Karınca hakkını arayınca...Bir karıncanın dahi hakkını alacağı düşüncesiyle yargı sistemi kuran Osmanlıların günümüze mesajlarıyla adalet anektodları günümüz hukukunu sorgulattırıyor.
Rivayet odur ki Topkapı Sarayı’ nın bahçesindeki ağaçları karınca sarınca, onlardan kurtulmak için çare arayan Kanûnî Sultan Süleyman, Zembilli Ali Efendi’den şu beyitle fetva ister:
Dırahtıger sarmış olsa karınca
Zarar var mı karıncayı kırınca
Zembilli Ali Efendi'nin fetvası da oldukça şairanedir:
Yarın Hakk’ın divanına varınca
Süleyman’dan hakkın alır karınca
Zirve Üniversitesi öğretim üyesi Doç. Dr. Abdullah Demir'in günümüze mesajlarıyla Osmanlı Adaleti "Karınca hakkını arayınca" adlı eser bu fetvalaşmadan alıyor adını ve Osmanlı Devleti yönetiminde, yargısında, vergide adaletinde ve cezalar bahsinde adaletin hangi temeller üzerine kurulduğunu ifade ediyor.

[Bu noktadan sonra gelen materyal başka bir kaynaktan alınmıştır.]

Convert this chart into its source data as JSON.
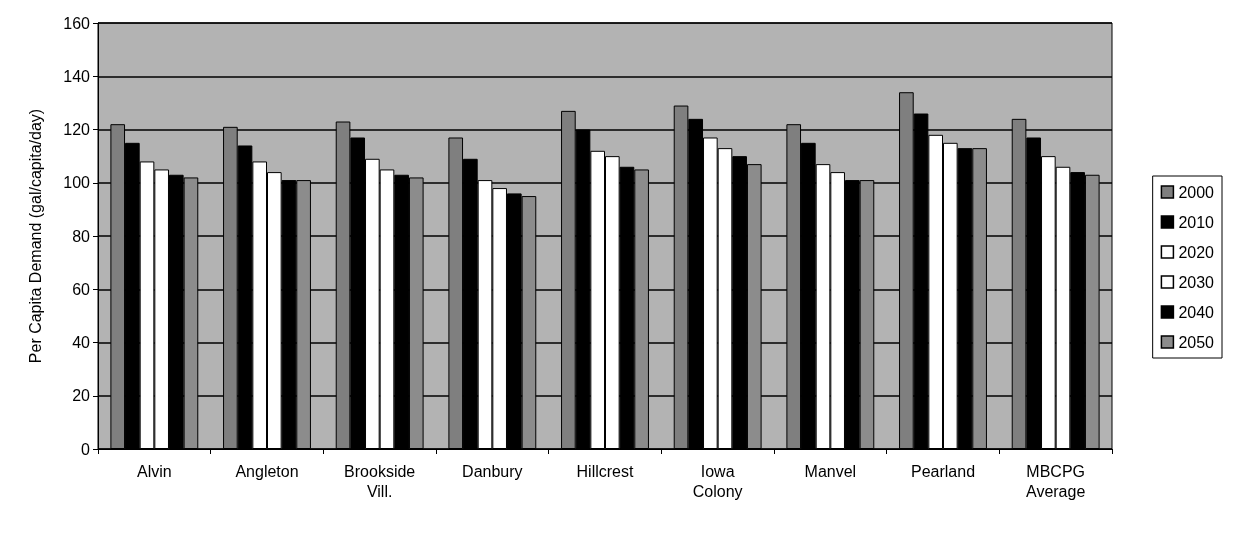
{
  "chart_data": {
    "type": "bar",
    "ylabel": "Per Capita Demand (gal/capita/day)",
    "categories": [
      "Alvin",
      "Angleton",
      "Brookside\nVill.",
      "Danbury",
      "Hillcrest",
      "Iowa\nColony",
      "Manvel",
      "Pearland",
      "MBCPG\nAverage"
    ],
    "series": [
      {
        "name": "2000",
        "color": "#7f7f7f",
        "values": [
          122,
          121,
          123,
          117,
          127,
          129,
          122,
          134,
          124
        ]
      },
      {
        "name": "2010",
        "color": "#000000",
        "values": [
          115,
          114,
          117,
          109,
          120,
          124,
          115,
          126,
          117
        ]
      },
      {
        "name": "2020",
        "color": "#ffffff",
        "values": [
          108,
          108,
          109,
          101,
          112,
          117,
          107,
          118,
          110
        ]
      },
      {
        "name": "2030",
        "color": "#ffffff",
        "values": [
          105,
          104,
          105,
          98,
          110,
          113,
          104,
          115,
          106
        ]
      },
      {
        "name": "2040",
        "color": "#000000",
        "values": [
          103,
          101,
          103,
          96,
          106,
          110,
          101,
          113,
          104
        ]
      },
      {
        "name": "2050",
        "color": "#8c8c8c",
        "values": [
          102,
          101,
          102,
          95,
          105,
          107,
          101,
          113,
          103
        ]
      }
    ],
    "ylim": [
      0,
      160
    ],
    "yticks": [
      0,
      20,
      40,
      60,
      80,
      100,
      120,
      140,
      160
    ],
    "grid": "y",
    "legend": "right"
  }
}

Yitik Hazine Yayınları’ndan, “Karınca Hakkını Arayınca”., doyurucu bir tarih-araştırmasının nasıl akıcı bir roman ritminde işleneceğinin de güzel örneklerinden.
Dört ana bölüme, her bölümü alt bölümlere ve alt bölümleri bahislere bölerek okuması yormayan, dikkati hep taze tutan bir teknikle işlenen çalışmada belgeler, pasif dipnotlar değil, anlatılan bahsin aktif tarafları olarak boy gösteriyor.
Kitapta, Osmanlı’yı üç kıtada altı asır ayakta tutanın, kılıç gücünden evvel adalet sistemi olduğu ve bunun adil yönetim, adil yargı ve adil vergi sacayağına nasıl bastığı kitabın ana ekseni olarak öne çıkıyor.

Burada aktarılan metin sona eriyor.